Electric Field Control of Molecular Charge State in a Single-Component 2D Organic Nanoarray

TL;DR

This study demonstrates a 2D self-assembled molecular array on a metal surface where individual molecules can have their charge states controlled by an electric field, enabling potential applications in nanoelectronics.

Contribution

It introduces a method to synthesize a single-component 2D molecular array with electric-field-controlled charge states on a noble metal surface, overcoming hybridization issues.

Findings

Charge state of DCA molecules can be switched by local electric fields.

Spatial variation in adsorption height affects molecular polarizability and charge likelihood.

Effective tunneling barriers enable electric-field-induced charging of molecules.

Abstract

Quantum dots (QD) with electric-field-controlled charge state are promising for electronics applications, e.g., digital information storage, single-electron transistors and quantum computing.
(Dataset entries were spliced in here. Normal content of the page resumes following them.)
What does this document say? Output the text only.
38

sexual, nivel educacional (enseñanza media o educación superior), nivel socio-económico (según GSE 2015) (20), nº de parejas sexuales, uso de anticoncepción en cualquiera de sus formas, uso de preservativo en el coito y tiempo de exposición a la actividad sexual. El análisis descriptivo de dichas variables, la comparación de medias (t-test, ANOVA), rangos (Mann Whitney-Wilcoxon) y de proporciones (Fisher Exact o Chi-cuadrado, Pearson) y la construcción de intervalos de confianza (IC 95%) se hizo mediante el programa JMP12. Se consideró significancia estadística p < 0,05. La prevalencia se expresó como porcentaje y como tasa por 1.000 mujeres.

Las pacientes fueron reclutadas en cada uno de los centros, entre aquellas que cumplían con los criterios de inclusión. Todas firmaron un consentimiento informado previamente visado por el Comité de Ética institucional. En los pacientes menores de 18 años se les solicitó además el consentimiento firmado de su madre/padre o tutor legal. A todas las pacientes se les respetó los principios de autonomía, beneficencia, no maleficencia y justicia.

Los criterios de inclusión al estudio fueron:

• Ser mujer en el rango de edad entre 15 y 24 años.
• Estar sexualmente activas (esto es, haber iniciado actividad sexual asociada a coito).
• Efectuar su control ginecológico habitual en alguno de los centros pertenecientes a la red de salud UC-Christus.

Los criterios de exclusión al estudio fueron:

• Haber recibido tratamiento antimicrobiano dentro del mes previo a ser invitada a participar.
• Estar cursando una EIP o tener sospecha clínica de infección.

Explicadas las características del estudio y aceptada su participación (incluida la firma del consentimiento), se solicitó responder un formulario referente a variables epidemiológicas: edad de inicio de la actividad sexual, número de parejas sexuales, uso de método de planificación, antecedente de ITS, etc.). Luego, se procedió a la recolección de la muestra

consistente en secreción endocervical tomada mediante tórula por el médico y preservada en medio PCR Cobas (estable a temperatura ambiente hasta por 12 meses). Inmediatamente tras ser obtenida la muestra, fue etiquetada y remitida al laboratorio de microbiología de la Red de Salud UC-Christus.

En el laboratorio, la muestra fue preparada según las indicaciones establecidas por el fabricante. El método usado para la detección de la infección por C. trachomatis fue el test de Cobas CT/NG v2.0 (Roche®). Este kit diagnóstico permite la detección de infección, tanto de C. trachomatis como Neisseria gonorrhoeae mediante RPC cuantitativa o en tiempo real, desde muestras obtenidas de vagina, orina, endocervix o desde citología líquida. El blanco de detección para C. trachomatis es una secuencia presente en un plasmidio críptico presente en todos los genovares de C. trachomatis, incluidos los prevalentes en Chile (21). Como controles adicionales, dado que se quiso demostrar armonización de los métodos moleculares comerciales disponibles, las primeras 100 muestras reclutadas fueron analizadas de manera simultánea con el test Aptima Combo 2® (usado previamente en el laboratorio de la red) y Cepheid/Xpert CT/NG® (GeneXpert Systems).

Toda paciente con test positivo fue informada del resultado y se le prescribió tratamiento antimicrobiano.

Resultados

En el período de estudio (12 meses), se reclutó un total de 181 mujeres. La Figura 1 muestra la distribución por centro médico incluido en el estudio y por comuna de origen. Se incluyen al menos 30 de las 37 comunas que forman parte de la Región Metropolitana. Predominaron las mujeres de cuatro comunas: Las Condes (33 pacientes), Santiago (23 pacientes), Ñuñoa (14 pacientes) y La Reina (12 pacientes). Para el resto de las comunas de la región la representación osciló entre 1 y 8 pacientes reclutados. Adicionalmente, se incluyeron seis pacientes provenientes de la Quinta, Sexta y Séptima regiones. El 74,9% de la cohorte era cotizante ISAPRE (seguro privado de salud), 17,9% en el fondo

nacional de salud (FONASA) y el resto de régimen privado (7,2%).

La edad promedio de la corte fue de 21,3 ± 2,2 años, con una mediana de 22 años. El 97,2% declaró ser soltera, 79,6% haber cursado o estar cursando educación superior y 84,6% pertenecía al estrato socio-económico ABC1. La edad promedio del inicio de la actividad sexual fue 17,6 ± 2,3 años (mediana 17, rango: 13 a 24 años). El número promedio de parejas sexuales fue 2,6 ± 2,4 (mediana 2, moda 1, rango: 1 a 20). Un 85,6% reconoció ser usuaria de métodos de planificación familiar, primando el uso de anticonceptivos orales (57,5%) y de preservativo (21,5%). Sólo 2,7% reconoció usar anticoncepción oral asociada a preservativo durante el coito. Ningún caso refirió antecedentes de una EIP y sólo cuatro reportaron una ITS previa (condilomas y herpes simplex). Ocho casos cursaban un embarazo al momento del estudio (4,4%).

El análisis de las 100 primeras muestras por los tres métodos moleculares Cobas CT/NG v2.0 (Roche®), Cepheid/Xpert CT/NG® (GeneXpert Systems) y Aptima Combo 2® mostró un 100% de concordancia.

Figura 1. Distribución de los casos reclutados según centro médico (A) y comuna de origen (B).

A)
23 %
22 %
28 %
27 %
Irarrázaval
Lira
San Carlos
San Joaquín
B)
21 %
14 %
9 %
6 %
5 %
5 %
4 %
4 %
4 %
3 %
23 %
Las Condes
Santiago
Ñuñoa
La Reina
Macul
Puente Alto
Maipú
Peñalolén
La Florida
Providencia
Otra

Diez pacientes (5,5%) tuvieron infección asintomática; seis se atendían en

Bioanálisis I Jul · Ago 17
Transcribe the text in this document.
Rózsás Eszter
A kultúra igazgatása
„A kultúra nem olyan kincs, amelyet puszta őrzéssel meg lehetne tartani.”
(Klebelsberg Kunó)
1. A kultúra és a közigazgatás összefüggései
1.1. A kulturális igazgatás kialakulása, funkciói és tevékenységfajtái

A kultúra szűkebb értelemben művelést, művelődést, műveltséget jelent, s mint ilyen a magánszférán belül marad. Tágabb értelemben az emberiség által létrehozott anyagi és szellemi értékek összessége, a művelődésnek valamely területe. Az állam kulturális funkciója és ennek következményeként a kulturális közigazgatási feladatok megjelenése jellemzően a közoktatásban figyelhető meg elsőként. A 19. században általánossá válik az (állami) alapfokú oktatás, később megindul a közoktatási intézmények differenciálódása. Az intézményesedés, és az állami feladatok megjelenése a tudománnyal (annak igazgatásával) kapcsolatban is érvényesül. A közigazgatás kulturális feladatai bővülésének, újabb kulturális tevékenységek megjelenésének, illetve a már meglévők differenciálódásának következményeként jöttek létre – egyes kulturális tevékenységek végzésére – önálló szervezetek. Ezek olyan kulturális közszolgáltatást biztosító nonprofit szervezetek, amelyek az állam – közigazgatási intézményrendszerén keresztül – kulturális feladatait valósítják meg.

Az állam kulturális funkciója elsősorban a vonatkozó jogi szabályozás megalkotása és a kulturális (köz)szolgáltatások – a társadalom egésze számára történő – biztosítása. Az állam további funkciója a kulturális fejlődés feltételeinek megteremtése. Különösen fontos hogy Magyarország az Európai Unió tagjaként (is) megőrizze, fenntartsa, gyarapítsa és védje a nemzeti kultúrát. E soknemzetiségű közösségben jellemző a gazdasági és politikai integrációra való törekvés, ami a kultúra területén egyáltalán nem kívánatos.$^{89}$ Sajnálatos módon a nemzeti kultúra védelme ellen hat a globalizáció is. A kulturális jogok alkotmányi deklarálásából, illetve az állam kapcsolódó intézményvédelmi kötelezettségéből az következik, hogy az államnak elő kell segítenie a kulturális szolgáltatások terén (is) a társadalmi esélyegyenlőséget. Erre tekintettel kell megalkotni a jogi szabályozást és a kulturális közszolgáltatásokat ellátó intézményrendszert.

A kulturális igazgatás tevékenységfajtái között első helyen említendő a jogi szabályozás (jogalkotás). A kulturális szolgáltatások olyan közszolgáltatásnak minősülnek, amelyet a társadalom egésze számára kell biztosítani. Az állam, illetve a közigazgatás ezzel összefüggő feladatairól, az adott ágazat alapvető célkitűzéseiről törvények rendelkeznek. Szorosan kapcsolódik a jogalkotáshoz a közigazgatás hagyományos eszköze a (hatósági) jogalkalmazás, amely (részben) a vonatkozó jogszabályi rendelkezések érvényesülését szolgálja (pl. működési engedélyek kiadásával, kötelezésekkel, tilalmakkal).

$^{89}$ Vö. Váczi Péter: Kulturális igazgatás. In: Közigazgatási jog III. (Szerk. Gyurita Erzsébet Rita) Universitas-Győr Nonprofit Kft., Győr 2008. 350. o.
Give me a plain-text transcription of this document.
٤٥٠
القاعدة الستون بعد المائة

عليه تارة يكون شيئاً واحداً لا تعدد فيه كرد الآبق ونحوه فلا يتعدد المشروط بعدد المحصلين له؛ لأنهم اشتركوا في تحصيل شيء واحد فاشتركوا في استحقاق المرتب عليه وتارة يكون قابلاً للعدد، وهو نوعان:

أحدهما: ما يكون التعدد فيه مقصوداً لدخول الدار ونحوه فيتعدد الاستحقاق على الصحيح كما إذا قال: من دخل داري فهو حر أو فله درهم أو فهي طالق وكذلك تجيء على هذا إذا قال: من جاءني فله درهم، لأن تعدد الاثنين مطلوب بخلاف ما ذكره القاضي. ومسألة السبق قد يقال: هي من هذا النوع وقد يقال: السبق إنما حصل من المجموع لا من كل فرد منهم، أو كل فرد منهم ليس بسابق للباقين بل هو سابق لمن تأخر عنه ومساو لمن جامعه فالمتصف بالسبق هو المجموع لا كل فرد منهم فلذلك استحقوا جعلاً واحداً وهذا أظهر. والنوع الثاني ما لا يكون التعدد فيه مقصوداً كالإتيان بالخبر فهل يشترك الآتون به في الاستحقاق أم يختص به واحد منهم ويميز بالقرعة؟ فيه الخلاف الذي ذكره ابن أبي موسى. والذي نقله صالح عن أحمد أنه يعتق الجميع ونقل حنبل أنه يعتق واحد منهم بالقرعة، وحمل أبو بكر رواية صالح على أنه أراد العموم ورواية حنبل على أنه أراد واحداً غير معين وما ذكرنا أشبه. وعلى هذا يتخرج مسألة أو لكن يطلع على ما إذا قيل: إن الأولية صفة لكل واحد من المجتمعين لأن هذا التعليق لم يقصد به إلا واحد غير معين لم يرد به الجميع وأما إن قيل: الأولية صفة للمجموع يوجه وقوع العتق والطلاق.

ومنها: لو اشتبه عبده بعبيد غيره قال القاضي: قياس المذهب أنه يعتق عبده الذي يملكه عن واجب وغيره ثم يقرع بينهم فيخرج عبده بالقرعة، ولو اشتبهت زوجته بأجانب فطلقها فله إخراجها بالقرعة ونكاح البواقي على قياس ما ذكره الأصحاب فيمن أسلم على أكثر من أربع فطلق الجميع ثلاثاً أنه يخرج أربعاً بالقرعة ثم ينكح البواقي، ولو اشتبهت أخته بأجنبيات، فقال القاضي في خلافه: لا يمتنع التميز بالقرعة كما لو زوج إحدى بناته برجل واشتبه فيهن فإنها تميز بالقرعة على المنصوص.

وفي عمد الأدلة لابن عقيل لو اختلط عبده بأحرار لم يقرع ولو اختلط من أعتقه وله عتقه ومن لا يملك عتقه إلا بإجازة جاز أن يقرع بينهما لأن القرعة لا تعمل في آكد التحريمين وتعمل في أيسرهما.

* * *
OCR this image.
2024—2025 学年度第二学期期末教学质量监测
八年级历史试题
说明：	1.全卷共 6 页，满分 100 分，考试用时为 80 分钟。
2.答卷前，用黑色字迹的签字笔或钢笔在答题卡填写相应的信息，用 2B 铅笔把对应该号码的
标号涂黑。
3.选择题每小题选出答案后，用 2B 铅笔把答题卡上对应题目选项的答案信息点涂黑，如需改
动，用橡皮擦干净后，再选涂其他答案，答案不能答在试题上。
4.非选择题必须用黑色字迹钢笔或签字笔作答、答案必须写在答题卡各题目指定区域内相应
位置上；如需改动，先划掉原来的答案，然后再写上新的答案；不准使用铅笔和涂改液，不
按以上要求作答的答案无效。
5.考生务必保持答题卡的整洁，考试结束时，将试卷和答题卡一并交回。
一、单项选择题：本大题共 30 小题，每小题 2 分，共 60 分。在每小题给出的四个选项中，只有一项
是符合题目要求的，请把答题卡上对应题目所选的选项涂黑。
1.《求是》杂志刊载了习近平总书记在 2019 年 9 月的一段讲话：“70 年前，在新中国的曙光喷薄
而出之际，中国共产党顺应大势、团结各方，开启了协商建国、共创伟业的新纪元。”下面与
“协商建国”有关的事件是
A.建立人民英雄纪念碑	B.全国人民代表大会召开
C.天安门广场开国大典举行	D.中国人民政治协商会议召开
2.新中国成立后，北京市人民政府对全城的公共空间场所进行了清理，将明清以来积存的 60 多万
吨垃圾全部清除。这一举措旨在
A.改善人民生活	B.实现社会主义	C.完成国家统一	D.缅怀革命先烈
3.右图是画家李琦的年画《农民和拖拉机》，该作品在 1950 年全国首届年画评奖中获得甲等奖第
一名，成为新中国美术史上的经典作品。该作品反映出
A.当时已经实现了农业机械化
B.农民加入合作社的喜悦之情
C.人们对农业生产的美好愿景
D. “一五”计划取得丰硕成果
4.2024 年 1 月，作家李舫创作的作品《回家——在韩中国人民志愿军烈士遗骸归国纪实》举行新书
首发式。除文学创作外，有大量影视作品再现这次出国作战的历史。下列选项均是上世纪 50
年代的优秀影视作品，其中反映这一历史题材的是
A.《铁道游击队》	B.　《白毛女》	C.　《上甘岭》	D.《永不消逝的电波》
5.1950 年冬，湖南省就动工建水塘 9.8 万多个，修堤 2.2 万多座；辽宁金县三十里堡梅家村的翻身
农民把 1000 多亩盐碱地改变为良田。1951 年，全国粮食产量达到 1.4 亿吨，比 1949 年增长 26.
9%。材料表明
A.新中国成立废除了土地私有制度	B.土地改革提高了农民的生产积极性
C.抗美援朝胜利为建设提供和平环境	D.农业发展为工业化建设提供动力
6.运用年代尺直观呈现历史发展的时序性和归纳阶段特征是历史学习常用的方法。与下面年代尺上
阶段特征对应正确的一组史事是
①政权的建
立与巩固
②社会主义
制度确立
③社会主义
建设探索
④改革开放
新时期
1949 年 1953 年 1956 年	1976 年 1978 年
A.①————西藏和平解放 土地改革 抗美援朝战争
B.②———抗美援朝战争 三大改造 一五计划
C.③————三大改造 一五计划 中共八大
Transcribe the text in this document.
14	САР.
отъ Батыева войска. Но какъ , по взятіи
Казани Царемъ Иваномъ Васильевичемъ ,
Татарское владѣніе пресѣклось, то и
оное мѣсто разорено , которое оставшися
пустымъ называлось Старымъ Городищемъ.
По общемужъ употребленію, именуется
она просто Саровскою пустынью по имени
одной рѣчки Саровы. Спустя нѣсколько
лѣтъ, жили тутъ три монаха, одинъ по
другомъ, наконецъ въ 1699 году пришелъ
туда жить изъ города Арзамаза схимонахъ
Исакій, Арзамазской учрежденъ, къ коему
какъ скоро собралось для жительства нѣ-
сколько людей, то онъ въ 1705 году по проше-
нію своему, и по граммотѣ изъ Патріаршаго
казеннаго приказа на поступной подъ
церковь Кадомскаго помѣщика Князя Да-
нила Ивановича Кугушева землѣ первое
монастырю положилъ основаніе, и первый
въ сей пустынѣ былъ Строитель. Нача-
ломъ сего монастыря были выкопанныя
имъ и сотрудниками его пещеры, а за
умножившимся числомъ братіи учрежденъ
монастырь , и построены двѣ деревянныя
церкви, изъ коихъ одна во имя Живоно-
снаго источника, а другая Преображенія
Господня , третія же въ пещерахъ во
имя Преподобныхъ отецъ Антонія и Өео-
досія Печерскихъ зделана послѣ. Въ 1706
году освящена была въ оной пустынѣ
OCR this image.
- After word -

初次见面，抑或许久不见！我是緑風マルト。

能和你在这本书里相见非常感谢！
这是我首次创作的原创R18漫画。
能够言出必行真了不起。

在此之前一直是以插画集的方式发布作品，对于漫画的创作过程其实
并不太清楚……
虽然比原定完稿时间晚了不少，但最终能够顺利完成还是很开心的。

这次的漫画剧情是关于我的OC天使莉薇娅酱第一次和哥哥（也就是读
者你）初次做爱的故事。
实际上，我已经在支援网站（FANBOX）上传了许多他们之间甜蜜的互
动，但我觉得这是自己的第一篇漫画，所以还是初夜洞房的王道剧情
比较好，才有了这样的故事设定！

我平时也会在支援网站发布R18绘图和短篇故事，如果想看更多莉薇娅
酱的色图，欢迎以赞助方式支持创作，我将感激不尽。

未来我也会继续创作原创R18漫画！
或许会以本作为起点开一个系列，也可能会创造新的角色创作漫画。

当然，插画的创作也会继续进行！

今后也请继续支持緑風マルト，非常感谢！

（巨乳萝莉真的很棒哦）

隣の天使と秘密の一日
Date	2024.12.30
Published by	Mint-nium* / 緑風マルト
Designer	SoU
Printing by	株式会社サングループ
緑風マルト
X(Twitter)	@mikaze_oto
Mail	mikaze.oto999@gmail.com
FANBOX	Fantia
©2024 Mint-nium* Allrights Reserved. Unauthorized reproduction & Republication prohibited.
Inorganic QDs consisting of semiconductor nanostructures or heterostructures often offer limited control on size and composition distribution, as well as low potential for scalability and/or nanoscale miniaturization. Owing to their tunability and self-assembly capability, using organic molecules as building nano-units can allow for bottom-up synthesis of two-dimensional (2D) nanoarrays of QDs. However, 2D molecular self-assembly protocols are often applicable on metals surfaces, where electronic hybridization and Fermi level pinning can hinder electric-field control of the QD charge state. Here, we demonstrate the synthesis of a single-component self-assembled 2D array of molecules [9, 10-dicyanoanthracene (DCA)] that exhibit electric-field-controlled spatially periodic charging on a noble metal surface, Ag(111). The charge state of DCA can be altered (between neutral and negative), depending on its adsorption site, by the local electric field induced by a scanning tunneling microscope tip. Limited metal-molecule interactions result in an effective tunneling barrier between DCA and Ag(111) that enables electric-field-induced electron population of the lowest unoccupied molecular orbital (LUMO) and hence charging of the molecule. Subtle site-dependent variation of the molecular adsorption height translates into a significant spatial modulation of the molecular polarizability, dielectric constant and LUMO energy level alignment, giving rise to a spatially dependent effective molecule-surface tunneling barrier and likelihood of charging. This work offers potential for high-density 2D self-assembled nanoarrays of identical QDs whose charge states can be addressed individually with an electric field.